Search code examples
pythonstreamtarfile

Python: tarfile stream


I would like to read some files from a tarball and save it to a new tarball. This is the code I wrote.

archive = 'dum/2164/archive.tar'

# Read input data.
input_tar = tarfile.open(archive, 'r|')
tarinfo = input_tar.next()
input_tar.close()

# Write output file.
output_tar = tarfile.open('foo.tar', 'w|')
output_tar.addfile(tarinfo)
output_tar.close()

Unfortunately, the output tarball is no good:

$ tar tf foo.tar
./1QZP_A--2JED_A--not_reformatted.dat.bz2
tar: Truncated input file (needed 1548288 bytes, only 1545728 available)
tar: Error exit delayed from previous errors.

Any clue how to read and write tarballs on the fly with Python?


Solution

  • OK so this is how I managed to do it.
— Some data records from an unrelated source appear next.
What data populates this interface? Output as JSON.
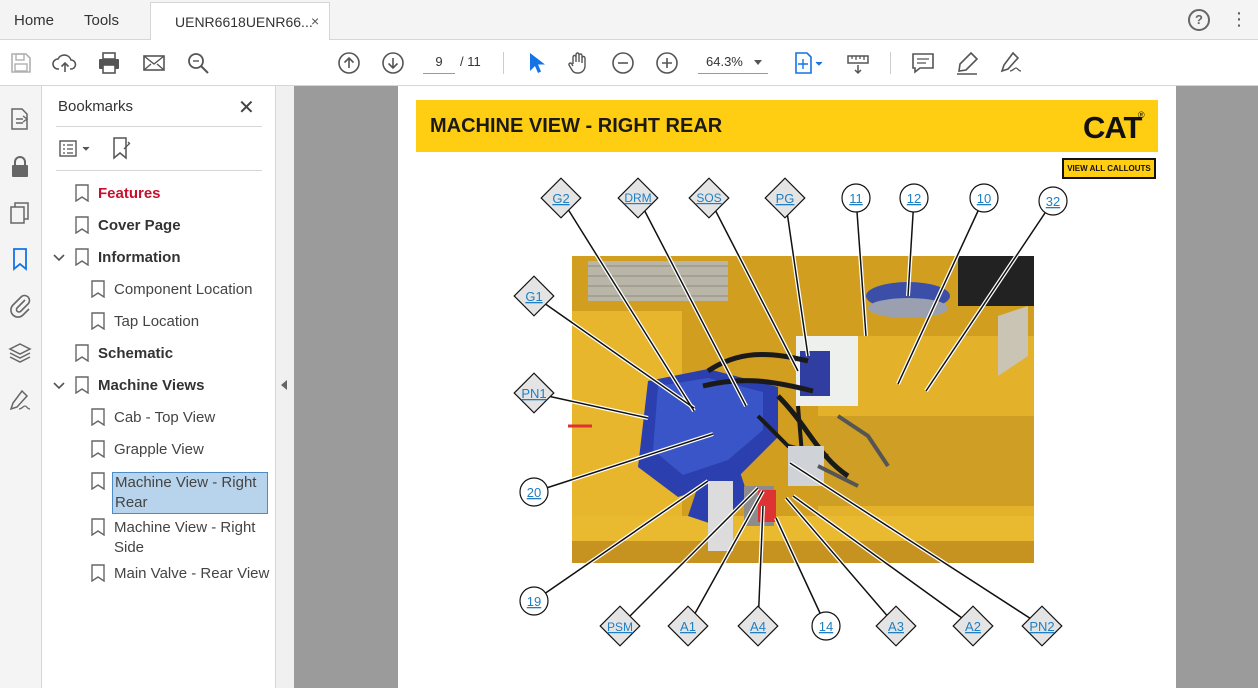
{
  "menubar": {
    "home": "Home",
    "tools": "Tools",
    "tab_title": "UENR6618UENR66...",
    "tab_close": "×",
    "help": "?"
  },
  "toolbar": {
    "page_current": "9",
    "page_total": "/ 11",
    "zoom": "64.3%"
  },
  "bookmarks": {
    "title": "Bookmarks",
    "items": [
      {
        "label": "Features"
      },
      {
        "label": "Cover Page"
      },
      {
        "label": "Information"
      },
      {
        "label": "Component Location"
      },
      {
        "label": "Tap Location"
      },
      {
        "label": "Schematic"
      },
      {
        "label": "Machine Views"
      },
      {
        "label": "Cab - Top View"
      },
      {
        "label": "Grapple View"
      },
      {
        "label": "Machine View - Right Rear"
      },
      {
        "label": "Machine View - Right Side"
      },
      {
        "label": "Main Valve - Rear View"
      }
    ]
  },
  "document": {
    "title": "MACHINE VIEW - RIGHT REAR",
    "logo": "CAT",
    "logo_mark": "®",
    "callouts_button": "VIEW ALL CALLOUTS",
    "callouts_top": [
      "G2",
      "DRM",
      "SOS",
      "PG",
      "11",
      "12",
      "10",
      "32"
    ],
    "callouts_left": [
      "G1",
      "PN1",
      "20",
      "19"
    ],
    "callouts_bottom": [
      "PSM",
      "A1",
      "A4",
      "14",
      "A3",
      "A2",
      "PN2"
    ]
  },
  "colors": {
    "cat_yellow": "#ffcd11",
    "link_blue": "#1f7fc2",
    "accent_blue": "#1473e6",
    "selection": "#b8d4ec"
  }
}
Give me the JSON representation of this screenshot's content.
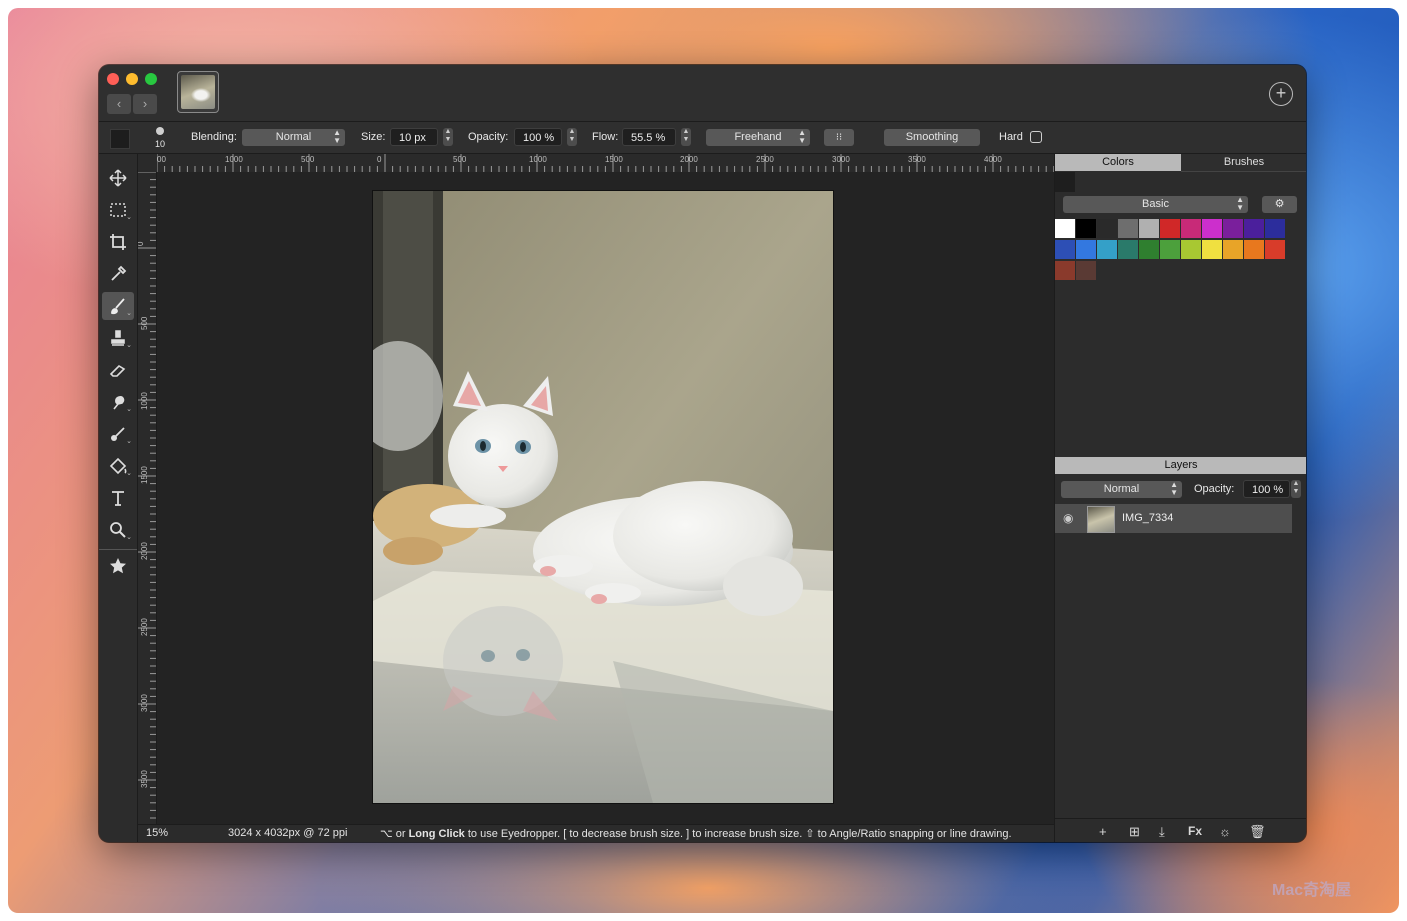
{
  "window": {
    "thumbnail_alt": "cat photo thumbnail"
  },
  "options": {
    "brush_size_indicator": "10",
    "blending_label": "Blending:",
    "blending_value": "Normal",
    "size_label": "Size:",
    "size_value": "10 px",
    "opacity_label": "Opacity:",
    "opacity_value": "100 %",
    "flow_label": "Flow:",
    "flow_value": "55.5 %",
    "mode_value": "Freehand",
    "smoothing_label": "Smoothing",
    "hard_label": "Hard"
  },
  "rulers": {
    "horizontal": [
      "00",
      "1000",
      "500",
      "0",
      "500",
      "1000",
      "1500",
      "2000",
      "2500",
      "3000",
      "3500",
      "4000"
    ],
    "vertical": [
      "0",
      "500",
      "1000",
      "1500",
      "2000",
      "2500",
      "3000",
      "3500",
      "4000"
    ]
  },
  "status": {
    "zoom": "15%",
    "dimensions": "3024 x 4032px @ 72 ppi",
    "hint_prefix": "⌥ or",
    "hint_bold": "Long Click",
    "hint_rest": "to use Eyedropper.  [ to decrease brush size.  ] to increase brush size.  ⇧ to Angle/Ratio snapping or line drawing."
  },
  "panel": {
    "tab_colors": "Colors",
    "tab_brushes": "Brushes",
    "palette_name": "Basic",
    "swatches": [
      "#ffffff",
      "#000000",
      "#2a2a2a",
      "#6e6e6e",
      "#b0b0b0",
      "#d02828",
      "#c82a78",
      "#cc2fcc",
      "#7a1f9c",
      "#4b1f9c",
      "#2c2d9c",
      "#2d4fb5",
      "#3378e0",
      "#34a0c8",
      "#2a7a6a",
      "#2f7f2f",
      "#4ca03c",
      "#a8c832",
      "#f0e040",
      "#e8a428",
      "#e8781e",
      "#d83c2a",
      "#8a3a2c",
      "#5a3a34"
    ],
    "layers_title": "Layers",
    "layer_blend": "Normal",
    "layer_opacity_label": "Opacity:",
    "layer_opacity_value": "100 %",
    "layer_name": "IMG_7334"
  },
  "watermark": "Mac奇淘屋"
}
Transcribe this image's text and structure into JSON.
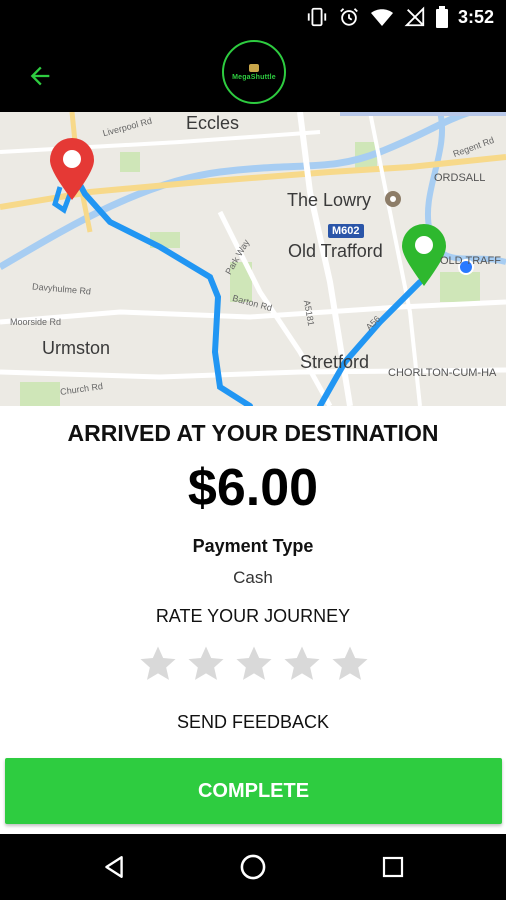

    archive = 'dum/2164/archive.tar'
    
    # Read input data.
    input_tar = tarfile.open(archive, 'r|')
    tarinfo = input_tar.next()
    fileobj = input_tar.extractfile(tarinfo)
    
    # Write output file.
    output_tar = tarfile.open('foo.tar', 'w|')
    output_tar.addfile(tarinfo, fileobj)
    
    input_tar.close()
    output_tar.close()